Gerry Round

Personal information
- Full name: Gerald Vernon Round
- Born: c. 1939 Hebden Bridge, England
- Died: 1 February 1969 (aged 29) Birkenshaw, West Riding of Yorkshire, England

Playing information
- Height: 6 ft 0 in (1.83 m)
- Weight: 12 st 7 lb (79 kg)
- Position: Fullback
Club
| Years | Team | Pld | T | G | FG | P |
| 1958–68 | Wakefield Trinity | 241 | 55 | 127 | 0 | 419 |
Representative
| Years | Team | Pld | T | G | FG | P |
| 1959–62 | Great Britain | 8 | 0 | 0 | 0 | 0 |
- Source:

= Gerry Round =

GB international rugby league footballer

Gerald Vernon Round (c. 1939 – 1 February 1969) was an English professional rugby league footballer who played in the 1950s and 1960s. He played at representative level for Great Britain, and at club level for Wakefield Trinity, as a .

==Background==
Gerry Round was born in Hebden Bridge, West Riding of Yorkshire, England. He died on 1 February 1969, aged 29, when his car hit a lamp post in Birkenshaw, near Bradford.

==Playing career==
===Club career===
Gerry Round made his début for Wakefield Trinity in March 1958.
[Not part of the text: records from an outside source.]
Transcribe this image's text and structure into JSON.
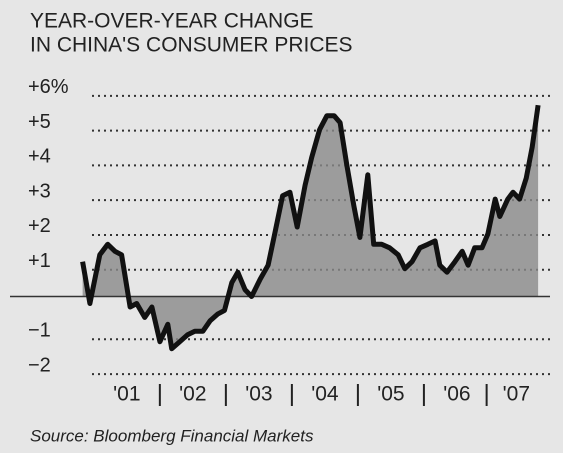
{
  "chart_data": {
    "type": "line",
    "title": [
      "YEAR-OVER-YEAR CHANGE",
      "IN CHINA'S CONSUMER PRICES"
    ],
    "source": "Source: Bloomberg Financial Markets",
    "x": [
      2000.83,
      2000.94,
      2001.09,
      2001.21,
      2001.32,
      2001.42,
      2001.55,
      2001.65,
      2001.77,
      2001.88,
      2002.0,
      2002.12,
      2002.18,
      2002.3,
      2002.42,
      2002.53,
      2002.65,
      2002.76,
      2002.88,
      2002.98,
      2003.09,
      2003.18,
      2003.29,
      2003.39,
      2003.52,
      2003.64,
      2003.74,
      2003.86,
      2003.97,
      2004.08,
      2004.2,
      2004.3,
      2004.42,
      2004.53,
      2004.64,
      2004.73,
      2004.83,
      2004.94,
      2005.03,
      2005.15,
      2005.24,
      2005.36,
      2005.48,
      2005.61,
      2005.71,
      2005.82,
      2005.94,
      2006.06,
      2006.17,
      2006.24,
      2006.35,
      2006.47,
      2006.58,
      2006.67,
      2006.77,
      2006.88,
      2006.97,
      2007.08,
      2007.15,
      2007.27,
      2007.35,
      2007.45,
      2007.55,
      2007.64,
      2007.73
    ],
    "series": [
      {
        "color": "#111111",
        "fill": "#8a8a8a",
        "values": [
          1.0,
          -0.2,
          1.2,
          1.5,
          1.3,
          1.2,
          -0.3,
          -0.2,
          -0.6,
          -0.3,
          -1.3,
          -0.8,
          -1.5,
          -1.3,
          -1.1,
          -1.0,
          -1.0,
          -0.7,
          -0.5,
          -0.4,
          0.4,
          0.7,
          0.2,
          0.0,
          0.5,
          0.9,
          1.8,
          2.9,
          3.0,
          2.0,
          3.2,
          4.0,
          4.8,
          5.2,
          5.2,
          5.0,
          3.8,
          2.6,
          1.7,
          3.5,
          1.5,
          1.5,
          1.4,
          1.2,
          0.8,
          1.0,
          1.4,
          1.5,
          1.6,
          0.9,
          0.7,
          1.0,
          1.3,
          0.9,
          1.4,
          1.4,
          1.8,
          2.8,
          2.3,
          2.8,
          3.0,
          2.8,
          3.4,
          4.3,
          5.5
        ]
      }
    ],
    "xlim": [
      1999.73,
      2007.91
    ],
    "xticks": [
      {
        "value": 2001.5,
        "label": "'01"
      },
      {
        "value": 2002.5,
        "label": "'02"
      },
      {
        "value": 2003.5,
        "label": "'03"
      },
      {
        "value": 2004.5,
        "label": "'04"
      },
      {
        "value": 2005.5,
        "label": "'05"
      },
      {
        "value": 2006.5,
        "label": "'06"
      },
      {
        "value": 2007.4,
        "label": "'07"
      }
    ],
    "ylim": [
      -2.4,
      6.8
    ],
    "yticks": [
      {
        "value": 6,
        "label": "+6%"
      },
      {
        "value": 5,
        "label": "+5"
      },
      {
        "value": 4,
        "label": "+4"
      },
      {
        "value": 3,
        "label": "+3"
      },
      {
        "value": 2,
        "label": "+2"
      },
      {
        "value": 1,
        "label": "+1"
      },
      {
        "value": -1,
        "label": "−1"
      },
      {
        "value": -2,
        "label": "−2"
      }
    ],
    "grid": true
  }
}
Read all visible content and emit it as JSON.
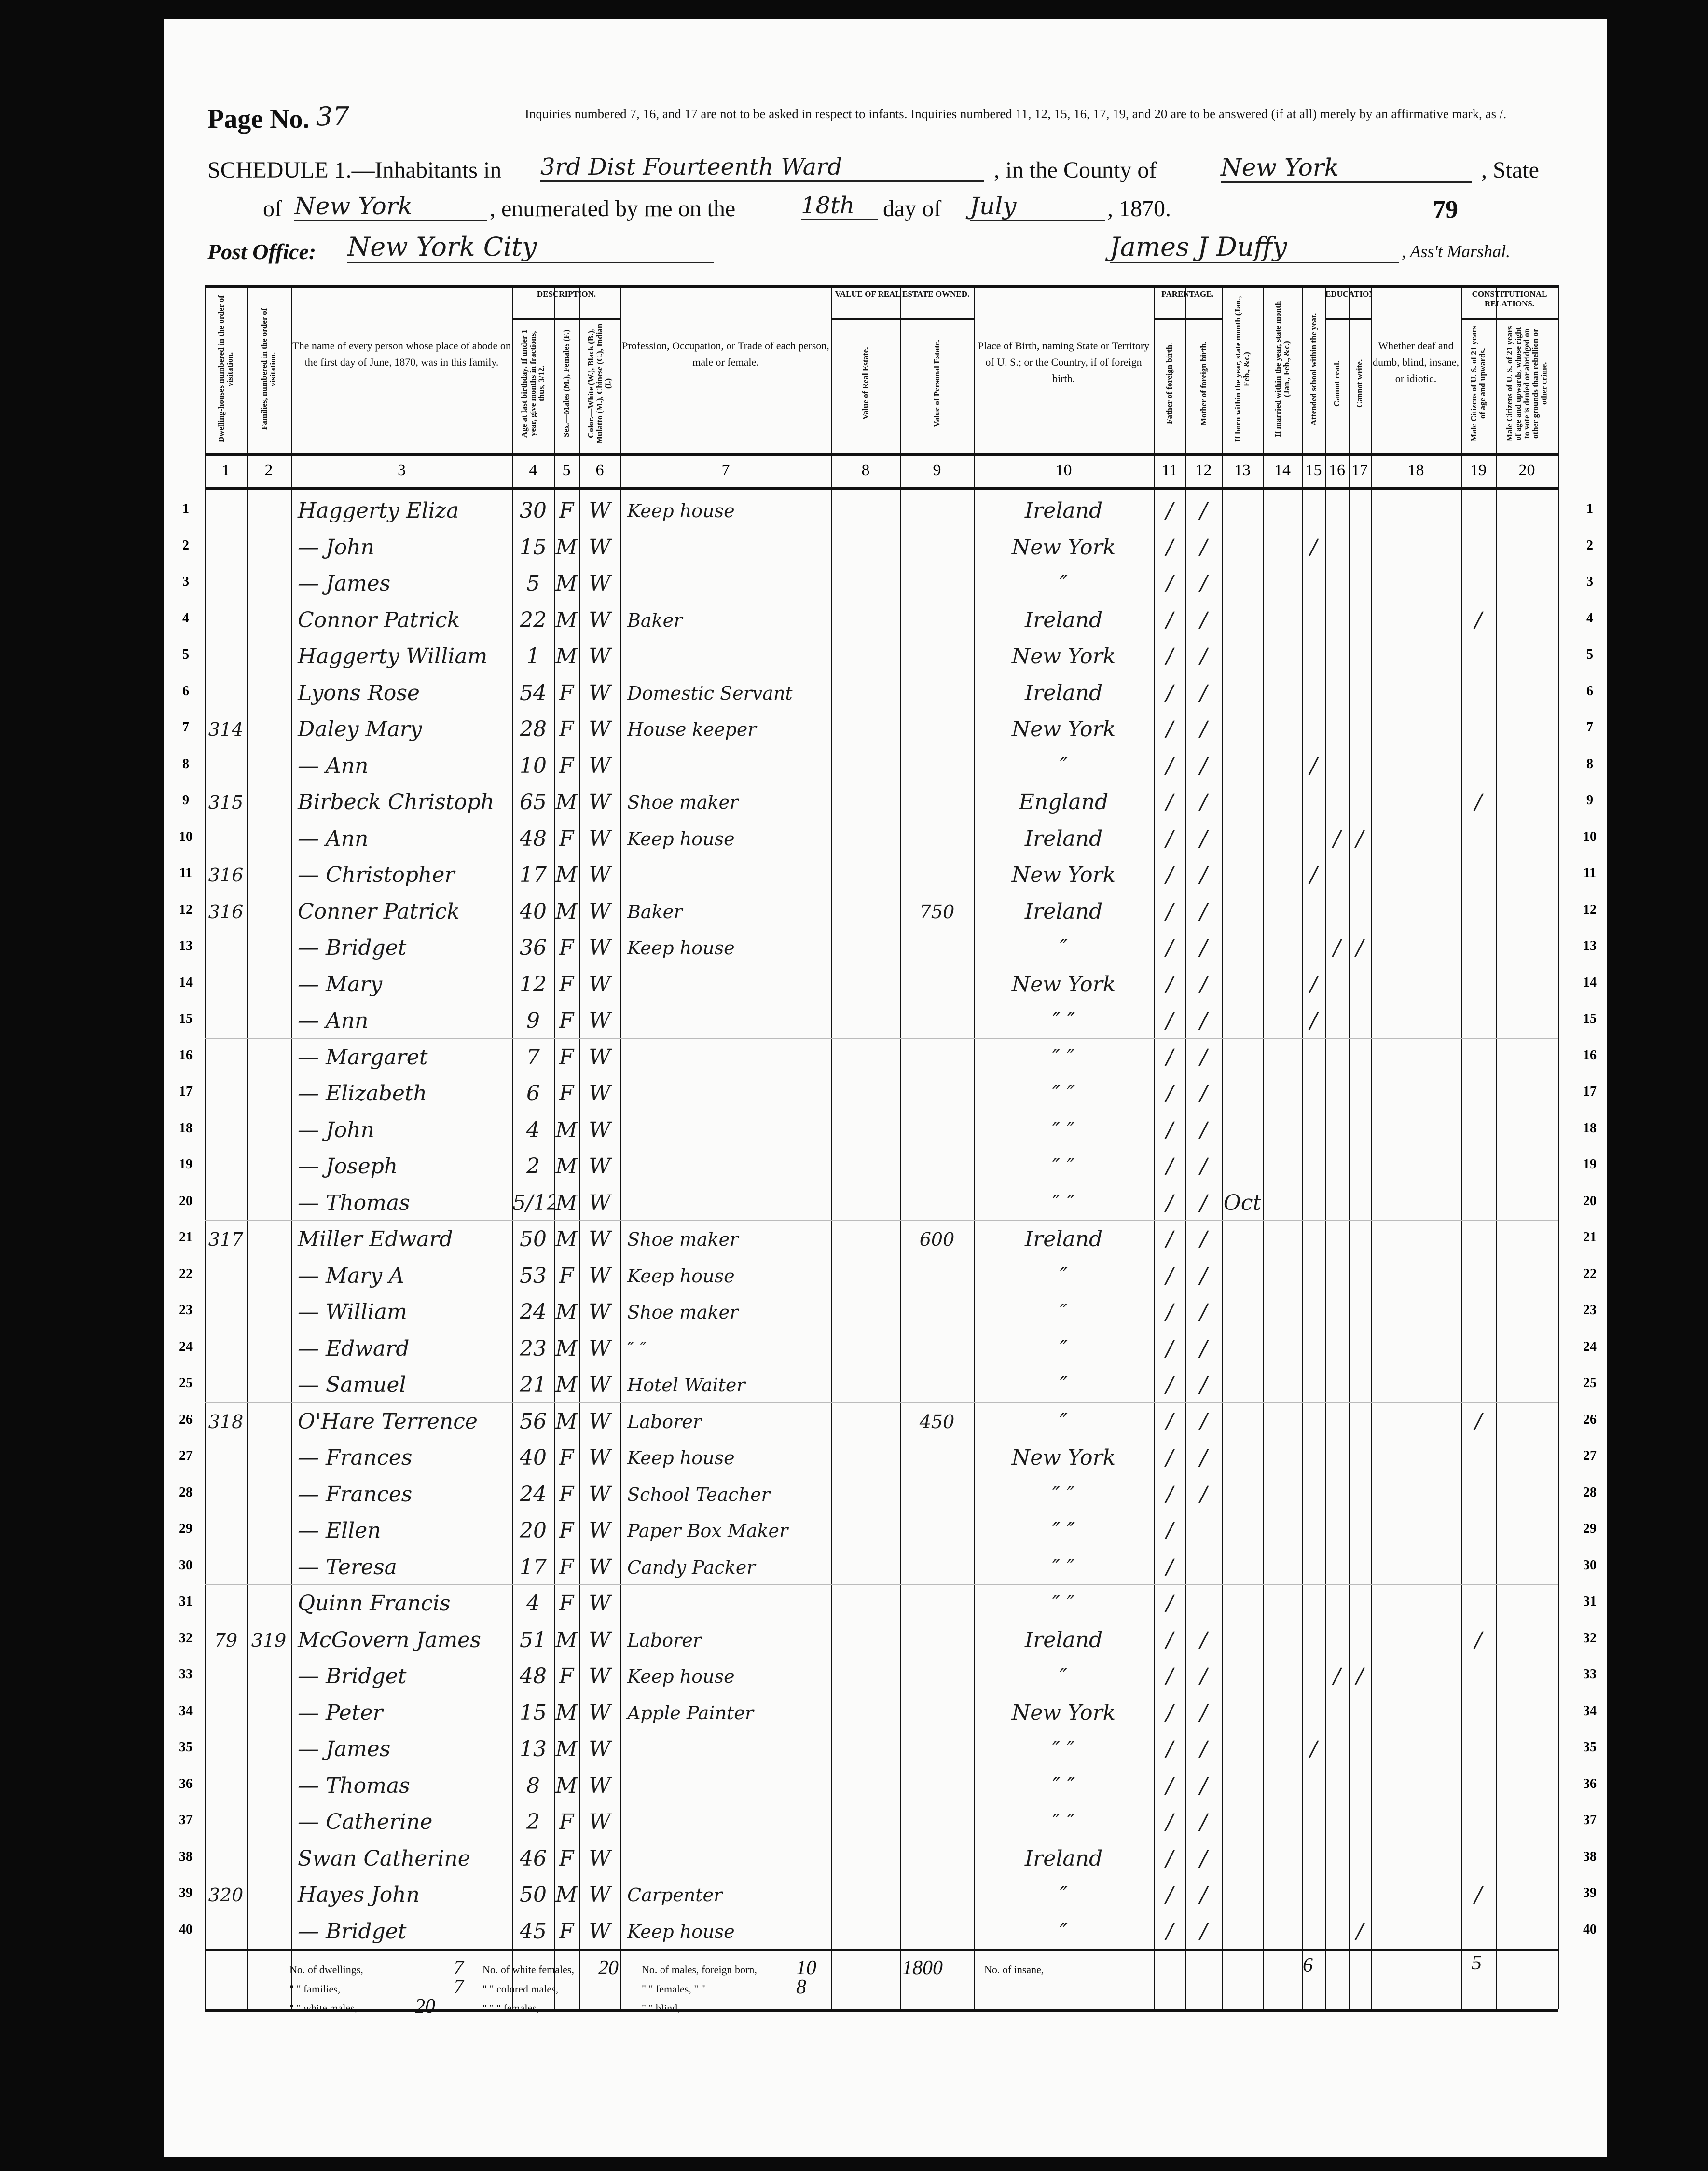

Round played in Wakefield Trinity's 3–27 defeat by Wigan in the Championship Final during the 1959–60 season at Odsal Stadium, Bradford on Saturday 21 May 1960. He played in Wakefield Trinity's 38–5 victory over Hull F.C. in the 1959–60 Challenge Cup Final during the 1959–60 season at Wembley Stadium, London on Saturday 14 May 1960, in front of a crowd of 79,773.

Round played in Wakefield Trinity's 19–9 victory over Leeds in the 1961–62 Yorkshire Cup Final during the 1961–62 season at Odsal Stadium, Bradford on Saturday 11 November 1961. He played in the 12–6 victory over Huddersfield in the 1961–62 Challenge Cup Final during the 1961–62 season at Wembley Stadium, London on Saturday 12 May 1962, in front of a crowd of 81,263.

Round played in the 25–10 victory over Wigan in the 1962–63 Challenge Cup Final during the 1962–63 season at Wembley Stadium, London on Saturday 11 May 1963, in front of a crowd of 84,492.

Round played his last match for Wakefield Trinity during the 1968–69 season.

===International honours===
Round made his debut for Great Britain in December 1959 against Australia, after only 29 senior appearances in rugby league football. He won seven additional caps in 1962 against France (2 matches), Australia (3 matches), and New Zealand (2 matches).

==Outside of rugby league==
Gerry Round attended Rishworth School, West Riding of Yorkshire in the 1950s, before beginning a 3-year civil engineering course at University of Leeds in 1958.